The proposed restructuring is expected to be in the form of an offer to exchange the outstanding debentures for a combination of $212.50 of cash per $1,000 principal amount of debentures, which would total $14.9 million, and shares of convertible preferred stock representing 80% of DOV's outstanding equity following the completion of the offer.

The preferred stock would be convertible into shares of common stock and would automatically convert at specified points in time, according to the release.

Currently, each $1,000 debenture is convertible into 43.9560 shares of DOV's common stock.

The preferred stock would vote with the common stock as a single class on an as-converted basis and would entitle the holders to initially appoint a majority of DOV's board of directors.

In connection with the restructuring, holders of DOV's outstanding common stock would receive warrants to purchase additional shares of common stock making up roughly 20% of the company's outstanding equity following the exchange offer and that the warrant exercise price would be set so as to effectively provide the holders of the preferred stock with an investment value equal to the principal amount of the debentures not returned in cash in the exchange offer.
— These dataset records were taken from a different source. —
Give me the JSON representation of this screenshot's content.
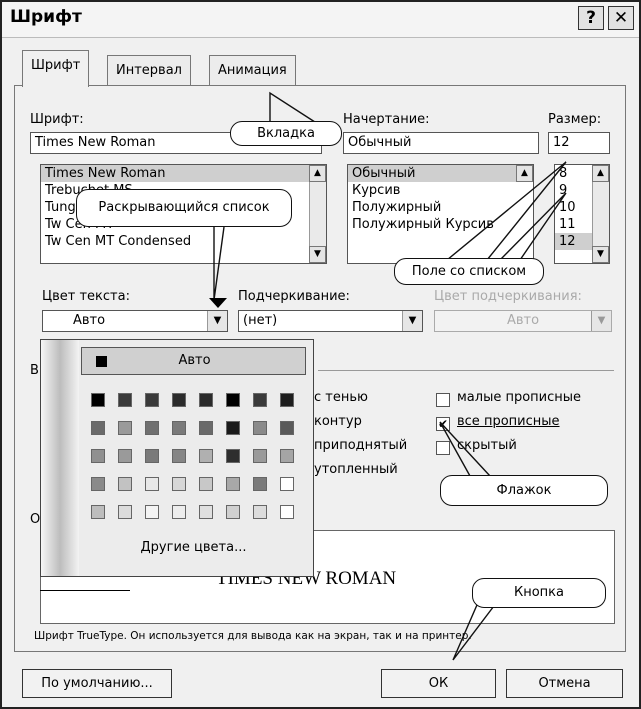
{
  "window": {
    "title": "Шрифт",
    "help_btn": "?",
    "close_btn": "✕"
  },
  "tabs": [
    {
      "label": "Шрифт"
    },
    {
      "label": "Интервал"
    },
    {
      "label": "Анимация"
    }
  ],
  "font": {
    "label": "Шрифт:",
    "value": "Times New Roman",
    "items": [
      "Times New Roman",
      "Trebuchet MS",
      "Tunga",
      "Tw Cen MT",
      "Tw Cen MT Condensed"
    ]
  },
  "style": {
    "label": "Начертание:",
    "value": "Обычный",
    "items": [
      "Обычный",
      "Курсив",
      "Полужирный",
      "Полужирный Курсив"
    ]
  },
  "size": {
    "label": "Размер:",
    "value": "12",
    "items": [
      "8",
      "9",
      "10",
      "11",
      "12"
    ]
  },
  "color": {
    "label": "Цвет текста:",
    "value": "Авто"
  },
  "underline": {
    "label": "Подчеркивание:",
    "value": "(нет)"
  },
  "underline_color": {
    "label": "Цвет подчеркивания:",
    "value": "Авто"
  },
  "effects": {
    "group_label_prefix": "В",
    "left": [
      "с тенью",
      "контур",
      "приподнятый",
      "утопленный"
    ],
    "right": [
      {
        "label": "малые прописные",
        "checked": false
      },
      {
        "label": "все прописные",
        "checked": true
      },
      {
        "label": "скрытый",
        "checked": false
      }
    ]
  },
  "preview": {
    "group_label_prefix": "О",
    "sample": "TIMES NEW ROMAN",
    "note": "Шрифт TrueType. Он используется для вывода как на экран, так и на принтер."
  },
  "palette": {
    "auto_label": "Авто",
    "more_label": "Другие цвета...",
    "rows": [
      [
        "#000000",
        "#3a3a3a",
        "#3a3a3a",
        "#2b2b2b",
        "#2b2b2b",
        "#000000",
        "#3a3a3a",
        "#1e1e1e"
      ],
      [
        "#6a6a6a",
        "#9a9a9a",
        "#707070",
        "#7a7a7a",
        "#6a6a6a",
        "#1a1a1a",
        "#8a8a8a",
        "#5a5a5a"
      ],
      [
        "#909090",
        "#9a9a9a",
        "#7a7a7a",
        "#858585",
        "#b0b0b0",
        "#2e2e2e",
        "#9a9a9a",
        "#a5a5a5"
      ],
      [
        "#8a8a8a",
        "#c2c2c2",
        "#e8e8e8",
        "#d7d7d7",
        "#c8c8c8",
        "#a8a8a8",
        "#7a7a7a",
        "#ffffff"
      ],
      [
        "#bdbdbd",
        "#dcdcdc",
        "#f4f4f4",
        "#ededed",
        "#e0e0e0",
        "#d0d0d0",
        "#dcdcdc",
        "#ffffff"
      ]
    ]
  },
  "buttons": {
    "default": "По умолчанию...",
    "ok": "ОК",
    "cancel": "Отмена"
  },
  "callouts": {
    "tab": "Вкладка",
    "dropdown": "Раскрывающийся список",
    "combo": "Поле со списком",
    "checkbox": "Флажок",
    "button": "Кнопка"
  }
}
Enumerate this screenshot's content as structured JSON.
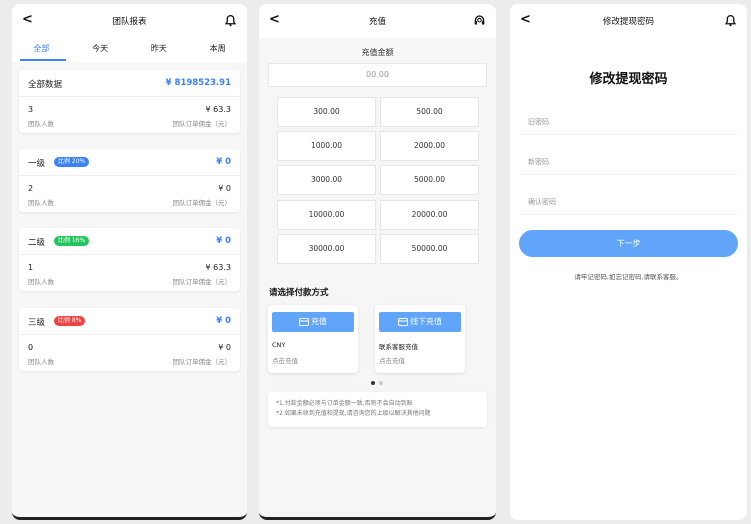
{
  "team_report": {
    "back": "<",
    "title": "团队报表",
    "tabs": [
      "全部",
      "今天",
      "昨天",
      "本周"
    ],
    "cards": [
      {
        "label": "全部数据",
        "badge": "",
        "badge_color": "",
        "total": "¥ 8198523.91",
        "count": "3",
        "count_label": "团队人数",
        "amount": "¥ 63.3",
        "amount_label": "团队订单佣金（元）"
      },
      {
        "label": "一级",
        "badge": "比例 20%",
        "badge_color": "#3b82f6",
        "total": "¥ 0",
        "count": "2",
        "count_label": "团队人数",
        "amount": "¥ 0",
        "amount_label": "团队订单佣金（元）"
      },
      {
        "label": "二级",
        "badge": "比例 16%",
        "badge_color": "#22c55e",
        "total": "¥ 0",
        "count": "1",
        "count_label": "团队人数",
        "amount": "¥ 63.3",
        "amount_label": "团队订单佣金（元）"
      },
      {
        "label": "三级",
        "badge": "比例 8%",
        "badge_color": "#ef4444",
        "total": "¥ 0",
        "count": "0",
        "count_label": "团队人数",
        "amount": "¥ 0",
        "amount_label": "团队订单佣金（元）"
      }
    ]
  },
  "recharge": {
    "back": "<",
    "title": "充值",
    "amount_label": "充值金额",
    "amount_placeholder": "00.00",
    "amounts": [
      "300.00",
      "500.00",
      "1000.00",
      "2000.00",
      "3000.00",
      "5000.00",
      "10000.00",
      "20000.00",
      "30000.00",
      "50000.00"
    ],
    "pay_title": "请选择付款方式",
    "methods": [
      {
        "button": "充值",
        "name": "CNY",
        "sub": "点击充值"
      },
      {
        "button": "线下充值",
        "name": "联系客服充值",
        "sub": "点击充值"
      }
    ],
    "notes": [
      "*1.付款金额必须与订单金额一致,否则不会自动到账",
      "*2.如果未收到充值和提现,请咨询您的上级以解决其他问题"
    ]
  },
  "password": {
    "back": "<",
    "title": "修改提现密码",
    "heading": "修改提现密码",
    "old_placeholder": "旧密码",
    "new_placeholder": "新密码",
    "confirm_placeholder": "确认密码",
    "next": "下一步",
    "hint": "请牢记密码,如忘记密码,请联系客服。"
  }
}
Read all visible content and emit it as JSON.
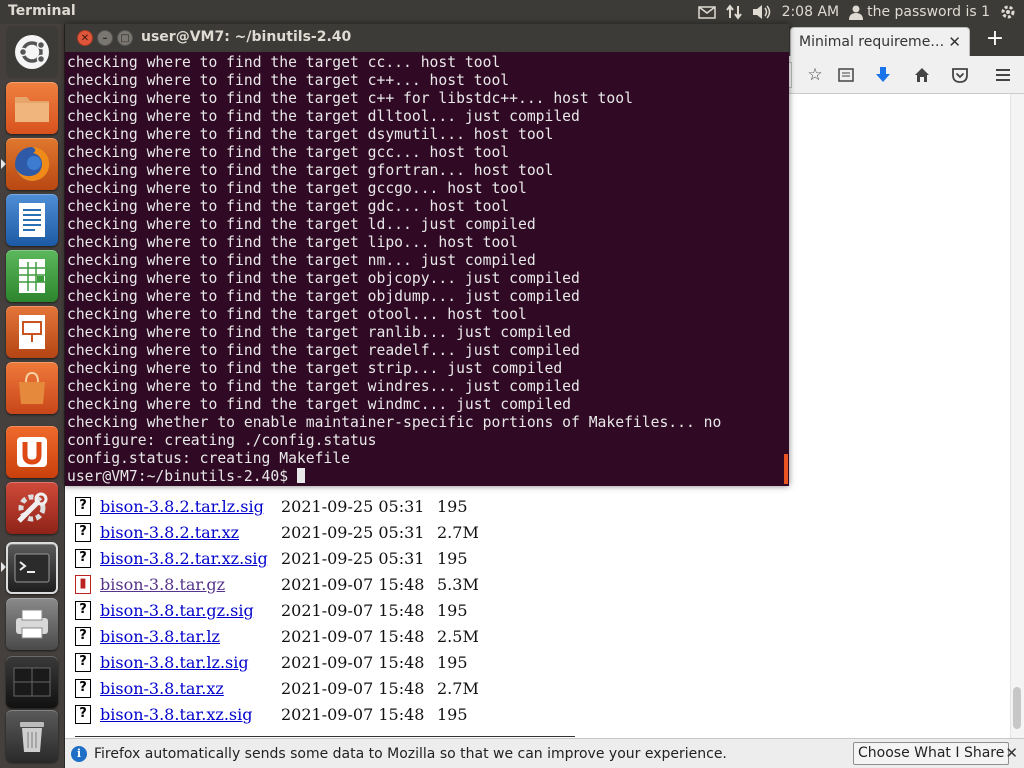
{
  "top_panel": {
    "app_title": "Terminal",
    "clock": "2:08 AM",
    "user_label": "the password is 1"
  },
  "launcher": {
    "items": [
      {
        "name": "dash-home",
        "color": "#f08a5d"
      },
      {
        "name": "files",
        "color": "#e2582e"
      },
      {
        "name": "firefox",
        "color": "#e66000"
      },
      {
        "name": "libreoffice-writer",
        "color": "#2a6fb4"
      },
      {
        "name": "libreoffice-calc",
        "color": "#3d9a3d"
      },
      {
        "name": "libreoffice-impress",
        "color": "#c9541f"
      },
      {
        "name": "ubuntu-software",
        "color": "#dd5a22"
      },
      {
        "name": "ubuntu-one",
        "color": "#e04e16"
      },
      {
        "name": "system-settings",
        "color": "#c0392b"
      },
      {
        "name": "terminal",
        "color": "#2c2c2c"
      },
      {
        "name": "printer",
        "color": "#6a6a6a"
      },
      {
        "name": "workspace-switcher",
        "color": "#222222"
      },
      {
        "name": "trash",
        "color": "#444444"
      }
    ]
  },
  "firefox": {
    "tab_title": "Minimal requireme…",
    "file_rows": [
      {
        "name": "bison-3.8.2.tar.lz.sig",
        "date": "2021-09-25 05:31",
        "size": "195",
        "icon": "?",
        "visited": false
      },
      {
        "name": "bison-3.8.2.tar.xz",
        "date": "2021-09-25 05:31",
        "size": "2.7M",
        "icon": "?",
        "visited": false
      },
      {
        "name": "bison-3.8.2.tar.xz.sig",
        "date": "2021-09-25 05:31",
        "size": "195",
        "icon": "?",
        "visited": false
      },
      {
        "name": "bison-3.8.tar.gz",
        "date": "2021-09-07 15:48",
        "size": "5.3M",
        "icon": "pkg",
        "visited": true
      },
      {
        "name": "bison-3.8.tar.gz.sig",
        "date": "2021-09-07 15:48",
        "size": "195",
        "icon": "?",
        "visited": false
      },
      {
        "name": "bison-3.8.tar.lz",
        "date": "2021-09-07 15:48",
        "size": "2.5M",
        "icon": "?",
        "visited": false
      },
      {
        "name": "bison-3.8.tar.lz.sig",
        "date": "2021-09-07 15:48",
        "size": "195",
        "icon": "?",
        "visited": false
      },
      {
        "name": "bison-3.8.tar.xz",
        "date": "2021-09-07 15:48",
        "size": "2.7M",
        "icon": "?",
        "visited": false
      },
      {
        "name": "bison-3.8.tar.xz.sig",
        "date": "2021-09-07 15:48",
        "size": "195",
        "icon": "?",
        "visited": false
      }
    ],
    "notification": {
      "text": "Firefox automatically sends some data to Mozilla so that we can improve your experience.",
      "button": "Choose What I Share"
    }
  },
  "terminal": {
    "title": "user@VM7: ~/binutils-2.40",
    "lines": [
      "checking where to find the target cc... host tool",
      "checking where to find the target c++... host tool",
      "checking where to find the target c++ for libstdc++... host tool",
      "checking where to find the target dlltool... just compiled",
      "checking where to find the target dsymutil... host tool",
      "checking where to find the target gcc... host tool",
      "checking where to find the target gfortran... host tool",
      "checking where to find the target gccgo... host tool",
      "checking where to find the target gdc... host tool",
      "checking where to find the target ld... just compiled",
      "checking where to find the target lipo... host tool",
      "checking where to find the target nm... just compiled",
      "checking where to find the target objcopy... just compiled",
      "checking where to find the target objdump... just compiled",
      "checking where to find the target otool... host tool",
      "checking where to find the target ranlib... just compiled",
      "checking where to find the target readelf... just compiled",
      "checking where to find the target strip... just compiled",
      "checking where to find the target windres... just compiled",
      "checking where to find the target windmc... just compiled",
      "checking whether to enable maintainer-specific portions of Makefiles... no",
      "configure: creating ./config.status",
      "config.status: creating Makefile"
    ],
    "prompt": "user@VM7:~/binutils-2.40$ "
  }
}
The company gave no assurance that it will succeed in concluding negotiations of the agreement with the debentureholders or that it will ultimately begin the exchange offer.

If DOV is unable to restructure its obligations under the debentures or otherwise raise sufficient funds to repay the debentures, it warned that it may be forced to seek protection under U.S. bankruptcy laws.

As previously reported, the company has retained Houlihan Lokey Howard & Zukin Capital, Inc. to serve as its financial adviser to assist with its evaluation of strategic alternatives and restructuring efforts.

DOV is a biopharmaceutical company based in Somerset, N.J.